The insurance service result for the first nine months of 2024 was up 45% to EUR 3.7 (2.6) billion. At EUR 1.8 billion, large loss payments were in line with expectations despite a large number of large loss events, remaining within the pro rata budget for the period of EUR 1.9 billion. Man-made losses amounted to EUR 488 million, while large loss payments for natural disasters totaled EUR 1.3 billion. The largest single loss incurred by the Group were the floods in Eastern Europe (EUR 265 million). Other large losses included Hurricane “Helene” in the USA and the floods in southern Germany. All in all, Primary Insurance reported large losses of EUR 422 million, while the corresponding figure for Reinsurance was EUR 1,304 million. The Group’s combined ratio improved to 91.2 (93.5) percent despite the large number of loss events.
According to the press release, the net insurance financial and investment result before currency effects remained almost stable at EUR 956 (1,004) million. Operating profit (EBIT) grew 33% to EUR 3.7 (2.8) billion, while Group net income rose 24% to EUR 1,592 (1,279) million. The Solvency 2 ratio as at 30 September 2024 was 220% (30 June 2024: 218%).

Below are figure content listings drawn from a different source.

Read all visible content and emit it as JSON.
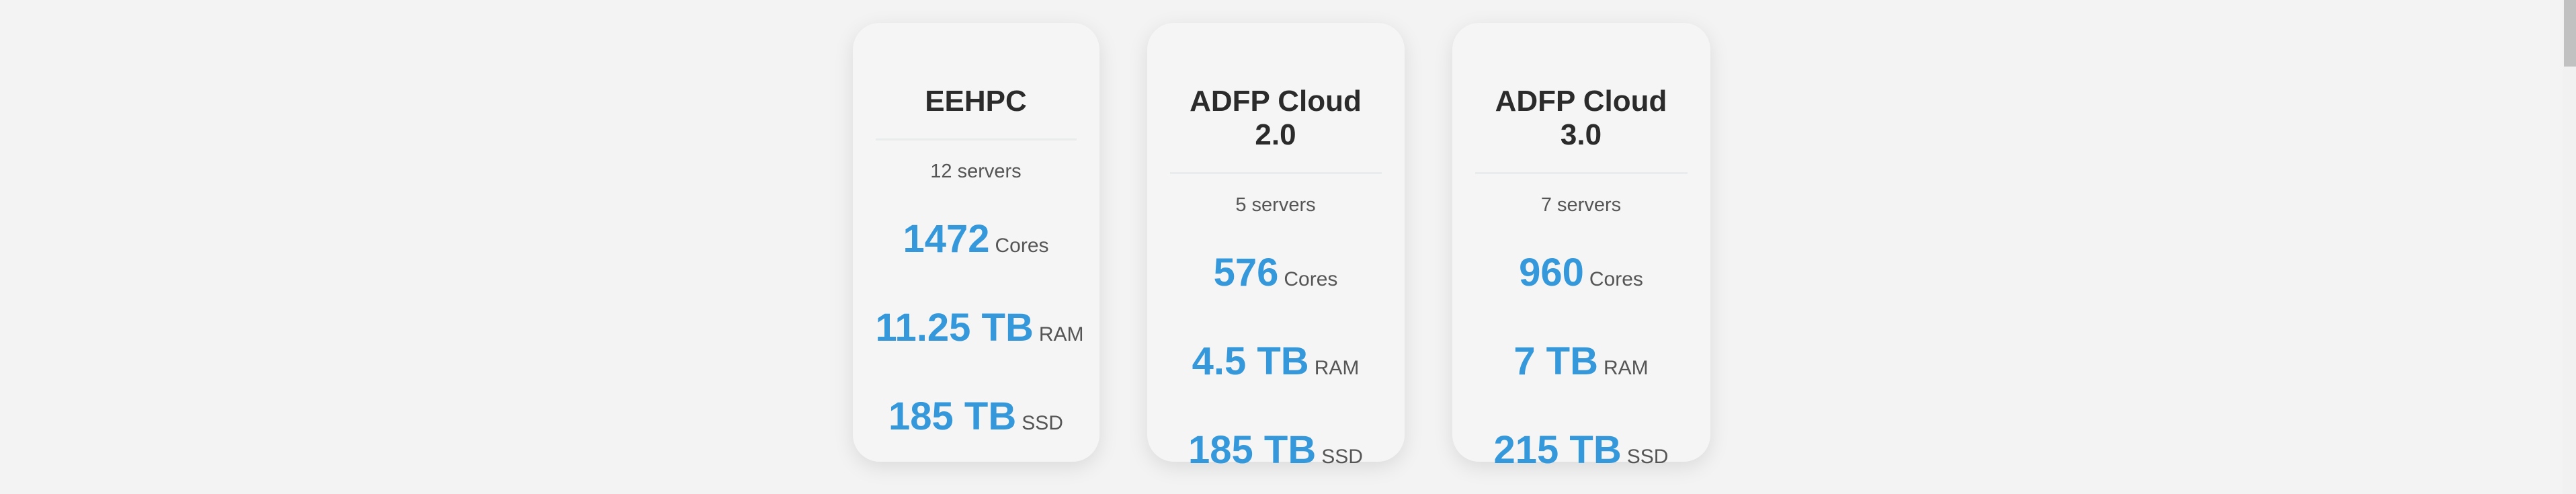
{
  "cards": [
    {
      "title": "EEHPC",
      "servers": "12 servers",
      "cores_value": "1472",
      "cores_unit": "Cores",
      "ram_value": "11.25 TB",
      "ram_unit": "RAM",
      "ssd_value": "185 TB",
      "ssd_unit": "SSD"
    },
    {
      "title": "ADFP Cloud 2.0",
      "servers": "5 servers",
      "cores_value": "576",
      "cores_unit": "Cores",
      "ram_value": "4.5 TB",
      "ram_unit": "RAM",
      "ssd_value": "185 TB",
      "ssd_unit": "SSD"
    },
    {
      "title": "ADFP Cloud 3.0",
      "servers": "7 servers",
      "cores_value": "960",
      "cores_unit": "Cores",
      "ram_value": "7 TB",
      "ram_unit": "RAM",
      "ssd_value": "215 TB",
      "ssd_unit": "SSD"
    }
  ],
  "colors": {
    "accent": "#3498db",
    "title": "#2b2b2b",
    "muted": "#555555",
    "card_bg": "#f5f5f5",
    "page_bg": "#f3f3f3"
  }
}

The key takeaways of the report include:
- Insurance revenue up by a double-digit 12% to EUR 36.0 (32.3) billion
- Group net income rises twice as fast by 24% to EUR 1,592 (1,279) million
- Combined ratio improves to 91.2% (93.5%) despite numerous natural catastrophe events
- Return on equity of 19.4% (18.4%)
- New targets for 2024 and 2025: Talanx significantly lifts its earnings forecast for 2024 from more than EUR 1.7 billion to more than EUR 1.9 billion; projected Group net income for 2025 is more than EUR 2.1 billion.